Manifestation à Paris contre l'extrême droite

Manifestation à Paris contre l'extrême droite
Une banderole lors d'une manifestation contre l'extrême droite à Paris le 27 novembre 2021

publié le samedi 27 novembre 2021 à 20h06

Quelque 3.000 manifestants, selon la préfecture de police de Paris, ont participé samedi dans la capitale à un défilé "contre l'extrême droite et le racisme", rejetant entre autres les discours du polémiste Eric Zemmour, a constaté une journaliste de l'AFP.

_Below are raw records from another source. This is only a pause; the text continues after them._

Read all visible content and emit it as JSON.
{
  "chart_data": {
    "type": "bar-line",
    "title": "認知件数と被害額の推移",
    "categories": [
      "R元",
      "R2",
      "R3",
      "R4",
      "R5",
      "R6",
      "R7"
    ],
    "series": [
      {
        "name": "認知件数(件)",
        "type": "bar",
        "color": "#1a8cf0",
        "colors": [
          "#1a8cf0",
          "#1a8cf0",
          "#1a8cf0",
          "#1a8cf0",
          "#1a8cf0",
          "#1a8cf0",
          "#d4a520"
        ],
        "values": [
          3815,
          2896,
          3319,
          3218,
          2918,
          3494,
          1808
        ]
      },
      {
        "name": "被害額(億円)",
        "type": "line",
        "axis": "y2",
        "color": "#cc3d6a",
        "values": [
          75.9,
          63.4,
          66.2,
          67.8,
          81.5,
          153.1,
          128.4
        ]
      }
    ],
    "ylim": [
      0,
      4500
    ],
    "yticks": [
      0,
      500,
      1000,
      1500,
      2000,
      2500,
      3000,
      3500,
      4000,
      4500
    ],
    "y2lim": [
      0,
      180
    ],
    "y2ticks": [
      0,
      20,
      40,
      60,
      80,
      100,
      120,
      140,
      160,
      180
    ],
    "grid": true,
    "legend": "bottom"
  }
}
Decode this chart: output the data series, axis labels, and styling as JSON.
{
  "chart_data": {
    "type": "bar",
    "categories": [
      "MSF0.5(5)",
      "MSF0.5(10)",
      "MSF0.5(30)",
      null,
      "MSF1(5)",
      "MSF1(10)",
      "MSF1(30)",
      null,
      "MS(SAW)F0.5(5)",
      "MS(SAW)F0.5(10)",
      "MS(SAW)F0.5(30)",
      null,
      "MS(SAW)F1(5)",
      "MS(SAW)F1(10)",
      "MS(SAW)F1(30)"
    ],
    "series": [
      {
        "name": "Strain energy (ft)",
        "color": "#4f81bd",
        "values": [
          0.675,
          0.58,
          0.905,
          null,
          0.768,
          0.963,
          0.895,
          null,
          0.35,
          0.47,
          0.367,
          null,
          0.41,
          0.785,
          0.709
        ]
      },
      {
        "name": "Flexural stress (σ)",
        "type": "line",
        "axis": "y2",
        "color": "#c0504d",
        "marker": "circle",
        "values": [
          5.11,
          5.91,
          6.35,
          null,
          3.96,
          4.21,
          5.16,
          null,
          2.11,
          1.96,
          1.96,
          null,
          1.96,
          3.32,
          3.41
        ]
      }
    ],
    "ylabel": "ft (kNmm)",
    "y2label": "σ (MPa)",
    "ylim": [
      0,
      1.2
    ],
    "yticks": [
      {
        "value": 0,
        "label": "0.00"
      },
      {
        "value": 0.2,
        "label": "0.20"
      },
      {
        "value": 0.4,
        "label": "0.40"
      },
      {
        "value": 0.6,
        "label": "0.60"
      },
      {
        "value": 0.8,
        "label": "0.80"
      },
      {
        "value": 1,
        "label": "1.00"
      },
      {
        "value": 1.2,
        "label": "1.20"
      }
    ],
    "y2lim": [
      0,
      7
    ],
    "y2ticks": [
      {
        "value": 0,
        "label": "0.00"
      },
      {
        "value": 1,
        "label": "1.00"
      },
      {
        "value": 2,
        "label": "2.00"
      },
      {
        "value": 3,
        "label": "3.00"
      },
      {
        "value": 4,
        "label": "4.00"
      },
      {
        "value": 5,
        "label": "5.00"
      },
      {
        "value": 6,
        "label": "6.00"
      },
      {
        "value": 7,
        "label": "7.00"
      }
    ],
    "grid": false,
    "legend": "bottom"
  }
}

Très encadré par les forces de l'ordre, le défilé a été émaillé d'incidents sporadiques après son départ du quartier de Ménilmontant (XXe arrondissement).

En début de manifestation, des projectiles, pris notamment sur un chantier, ont été lancés en direction des forces de l'ordre qui ont riposté avec du gaz lacrymogène, sans faire de blessés, selon une source policière. Le reste de la manifestation s'est déroulé sans accroc.

Deux personnes ont été interpellées, l'une pour port de matériel prohibé et l'autre pour une vérification d'identité, selon cette source.

"On est là pour s'élever contre l'idéologie de Zemmour digne du IIIe Reich et dont la montée est en partie à mettre sur le compte de la position médiatique", a déclaré à l'AFP un manifestant de 34 ans, Franck, refusant de donner son nom. "Zemmour veut renvoyer  des enfants d'immigrés nés comme moi en France, mais je suis français tout autant que lui, voilà pourquoi je manifeste", a-t-il ajouté.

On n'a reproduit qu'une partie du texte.